Ela acena para Neymar ao seu lado, que vira o carro num estacionamento subterrâneo e procura uma vaga disponível, mesmo que praticamente todas estejam disponíveis.
— Você ficará com a Sinclair aqui. – Ela abaixa a voz antes de continuar. — Parece que conseguiram encontrar a localização do comprador, precisamos investigar isso.
— Comprador? – Indago, mas Elmos apenas me ignora e se vira novamente para frente.
König me lança um olhar rápido antes de pegar as suas coisas e sair do carro, quando Neymar já estacionou.
— E König... – Ela chama, fazendo o homem parar. — Toma cuidado, você sabe que esse cara... É perigoso.
A batida da porta do carro é o suficiente para me tirar da ponderação em suas palavras. Comprador? Perigoso? A cada minuto que passa, tudo fica mais confuso e perturbador.
Abro a porta e saio do veículo, enquanto Neymar da ré e não demora muito para sair do estacionamento, nos deixando sozinhos com a pouca iluminação.
— Para onde vamos? – Pergunto, olhando em volta.

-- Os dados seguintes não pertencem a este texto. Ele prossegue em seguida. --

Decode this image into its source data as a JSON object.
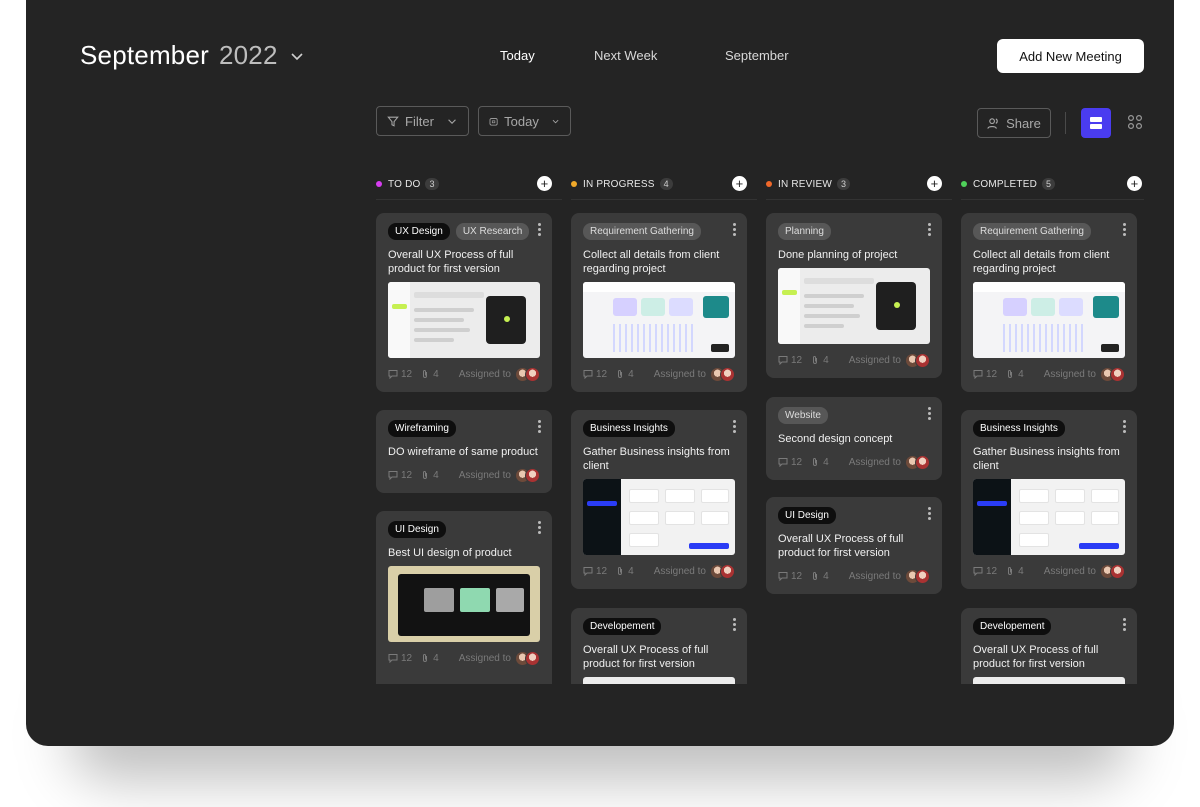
{
  "header": {
    "month": "September",
    "year": "2022",
    "nav": [
      "Today",
      "Next Week",
      "September"
    ],
    "add_button": "Add New Meeting"
  },
  "toolbar": {
    "filter_label": "Filter",
    "date_label": "Today",
    "share_label": "Share"
  },
  "colors": {
    "todo": "#d63df0",
    "in_progress": "#f0a92a",
    "in_review": "#f0682a",
    "completed": "#4fd15a",
    "accent": "#4a3cf0"
  },
  "columns": [
    {
      "title": "TO DO",
      "count": "3",
      "cards": [
        {
          "tags": [
            "UX Design",
            "UX Research"
          ],
          "title": "Overall UX Process of full product for first version",
          "comments": "12",
          "attachments": "4",
          "assigned": "Assigned to"
        },
        {
          "tags": [
            "Wireframing"
          ],
          "title": "DO wireframe of same product",
          "comments": "12",
          "attachments": "4",
          "assigned": "Assigned to"
        },
        {
          "tags": [
            "UI Design"
          ],
          "title": "Best UI design of product",
          "comments": "12",
          "attachments": "4",
          "assigned": "Assigned to"
        }
      ]
    },
    {
      "title": "IN PROGRESS",
      "count": "4",
      "cards": [
        {
          "tags": [
            "Requirement Gathering"
          ],
          "title": "Collect all details from client regarding project",
          "comments": "12",
          "attachments": "4",
          "assigned": "Assigned to"
        },
        {
          "tags": [
            "Business Insights"
          ],
          "title": "Gather Business insights from client",
          "comments": "12",
          "attachments": "4",
          "assigned": "Assigned to"
        },
        {
          "tags": [
            "Developement"
          ],
          "title": "Overall UX Process of full product for first version"
        }
      ]
    },
    {
      "title": "IN REVIEW",
      "count": "3",
      "cards": [
        {
          "tags": [
            "Planning"
          ],
          "title": "Done planning of project",
          "comments": "12",
          "attachments": "4",
          "assigned": "Assigned to"
        },
        {
          "tags": [
            "Website"
          ],
          "title": "Second design concept",
          "comments": "12",
          "attachments": "4",
          "assigned": "Assigned to"
        },
        {
          "tags": [
            "UI Design"
          ],
          "title": "Overall UX Process of full product for first version",
          "comments": "12",
          "attachments": "4",
          "assigned": "Assigned to"
        }
      ]
    },
    {
      "title": "COMPLETED",
      "count": "5",
      "cards": [
        {
          "tags": [
            "Requirement Gathering"
          ],
          "title": "Collect all details from client regarding project",
          "comments": "12",
          "attachments": "4",
          "assigned": "Assigned to"
        },
        {
          "tags": [
            "Business Insights"
          ],
          "title": "Gather Business insights from client",
          "comments": "12",
          "attachments": "4",
          "assigned": "Assigned to"
        },
        {
          "tags": [
            "Developement"
          ],
          "title": "Overall UX Process of full product for first version"
        }
      ]
    }
  ]
}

Franzo o nariz de nojo ao olhar para o chão e ver um papel molhado de baixo do meu pé.
— Não podemos ficar aqui.
König da de ombros e se vira, enquanto caminha para às escadas.

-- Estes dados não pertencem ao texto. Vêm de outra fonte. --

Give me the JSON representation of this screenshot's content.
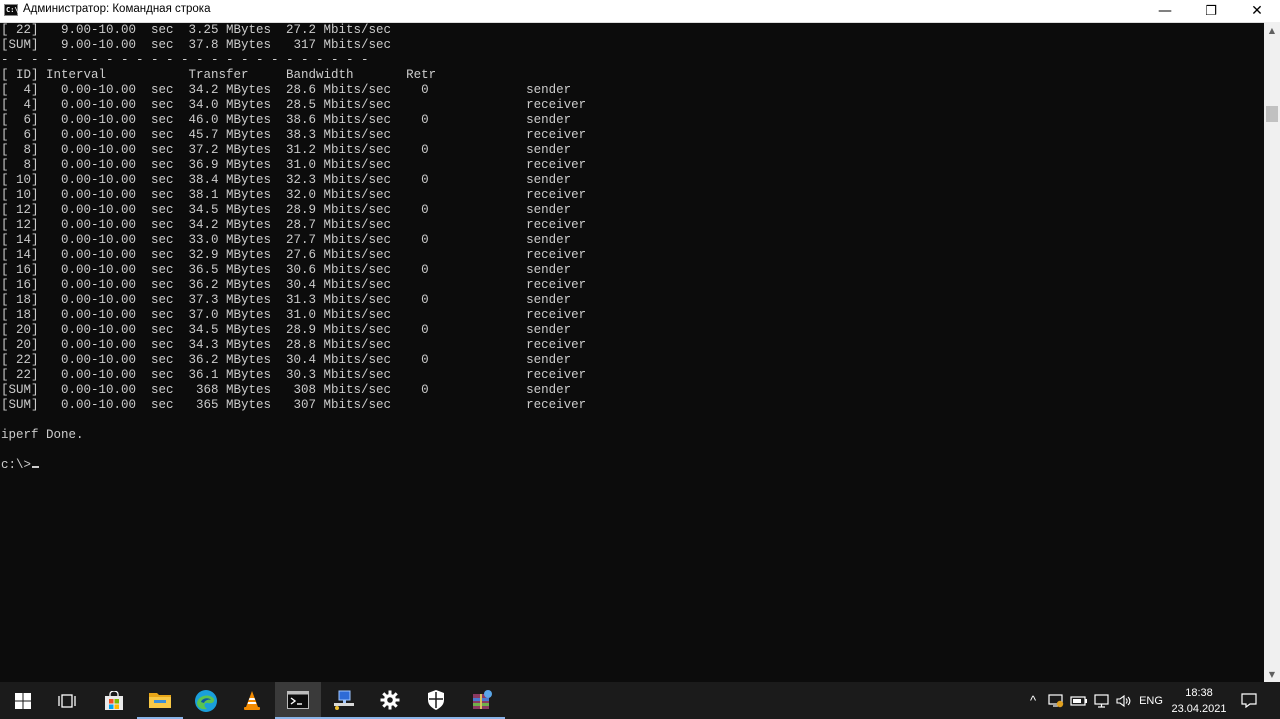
{
  "window": {
    "title": "Администратор: Командная строка",
    "icon_label": "C:\\",
    "minimize_glyph": "—",
    "maximize_glyph": "❐",
    "close_glyph": "✕"
  },
  "console": {
    "lines": [
      "[ 22]   9.00-10.00  sec  3.25 MBytes  27.2 Mbits/sec",
      "[SUM]   9.00-10.00  sec  37.8 MBytes   317 Mbits/sec",
      "- - - - - - - - - - - - - - - - - - - - - - - - -",
      "[ ID] Interval           Transfer     Bandwidth       Retr",
      "[  4]   0.00-10.00  sec  34.2 MBytes  28.6 Mbits/sec    0             sender",
      "[  4]   0.00-10.00  sec  34.0 MBytes  28.5 Mbits/sec                  receiver",
      "[  6]   0.00-10.00  sec  46.0 MBytes  38.6 Mbits/sec    0             sender",
      "[  6]   0.00-10.00  sec  45.7 MBytes  38.3 Mbits/sec                  receiver",
      "[  8]   0.00-10.00  sec  37.2 MBytes  31.2 Mbits/sec    0             sender",
      "[  8]   0.00-10.00  sec  36.9 MBytes  31.0 Mbits/sec                  receiver",
      "[ 10]   0.00-10.00  sec  38.4 MBytes  32.3 Mbits/sec    0             sender",
      "[ 10]   0.00-10.00  sec  38.1 MBytes  32.0 Mbits/sec                  receiver",
      "[ 12]   0.00-10.00  sec  34.5 MBytes  28.9 Mbits/sec    0             sender",
      "[ 12]   0.00-10.00  sec  34.2 MBytes  28.7 Mbits/sec                  receiver",
      "[ 14]   0.00-10.00  sec  33.0 MBytes  27.7 Mbits/sec    0             sender",
      "[ 14]   0.00-10.00  sec  32.9 MBytes  27.6 Mbits/sec                  receiver",
      "[ 16]   0.00-10.00  sec  36.5 MBytes  30.6 Mbits/sec    0             sender",
      "[ 16]   0.00-10.00  sec  36.2 MBytes  30.4 Mbits/sec                  receiver",
      "[ 18]   0.00-10.00  sec  37.3 MBytes  31.3 Mbits/sec    0             sender",
      "[ 18]   0.00-10.00  sec  37.0 MBytes  31.0 Mbits/sec                  receiver",
      "[ 20]   0.00-10.00  sec  34.5 MBytes  28.9 Mbits/sec    0             sender",
      "[ 20]   0.00-10.00  sec  34.3 MBytes  28.8 Mbits/sec                  receiver",
      "[ 22]   0.00-10.00  sec  36.2 MBytes  30.4 Mbits/sec    0             sender",
      "[ 22]   0.00-10.00  sec  36.1 MBytes  30.3 Mbits/sec                  receiver",
      "[SUM]   0.00-10.00  sec   368 MBytes   308 Mbits/sec    0             sender",
      "[SUM]   0.00-10.00  sec   365 MBytes   307 Mbits/sec                  receiver",
      "",
      "iperf Done.",
      "",
      "c:\\>"
    ]
  },
  "scrollbar": {
    "up_glyph": "▲",
    "down_glyph": "▼"
  },
  "taskbar": {
    "icons": [
      "windows-start-icon",
      "task-view-icon",
      "microsoft-store-icon",
      "file-explorer-icon",
      "edge-browser-icon",
      "vlc-icon",
      "command-prompt-icon",
      "network-computer-icon",
      "settings-gear-icon",
      "security-shield-icon",
      "winrar-icon"
    ],
    "accent_color": "#8ab4e8",
    "tray": {
      "chevron_glyph": "^",
      "language": "ENG",
      "time": "18:38",
      "date": "23.04.2021"
    }
  }
}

— Ei, espera! – O sigo, correndo para tentar acompanhar os seus passos.
Assim que chegamos ao topo do prédio, uma sensação de admiração me envolve ao contemplar a vista da cidade. Ao longe, as montanhas cercam o horizonte, criando uma moldura natural para a paisagem. As luzes das casas e dos comércios formam um mosaico brilhante, que se estende até onde os meus olhos podem ver.
A cidade ganha uma aura mágica, com suas ruas movimentadas agora parecendo serenamente adormecidas. Os edifícios altos se destacam contra o céu escuro impressionante. A brisa suave da gelidez que sopra me envolve, trazendo consigo os sons distantes da cidade e da noite.
— Nossa...
— O que está olhando?
Me viro, enquanto percebo König tentando entender o porque de tanta fissura perto do para-peito.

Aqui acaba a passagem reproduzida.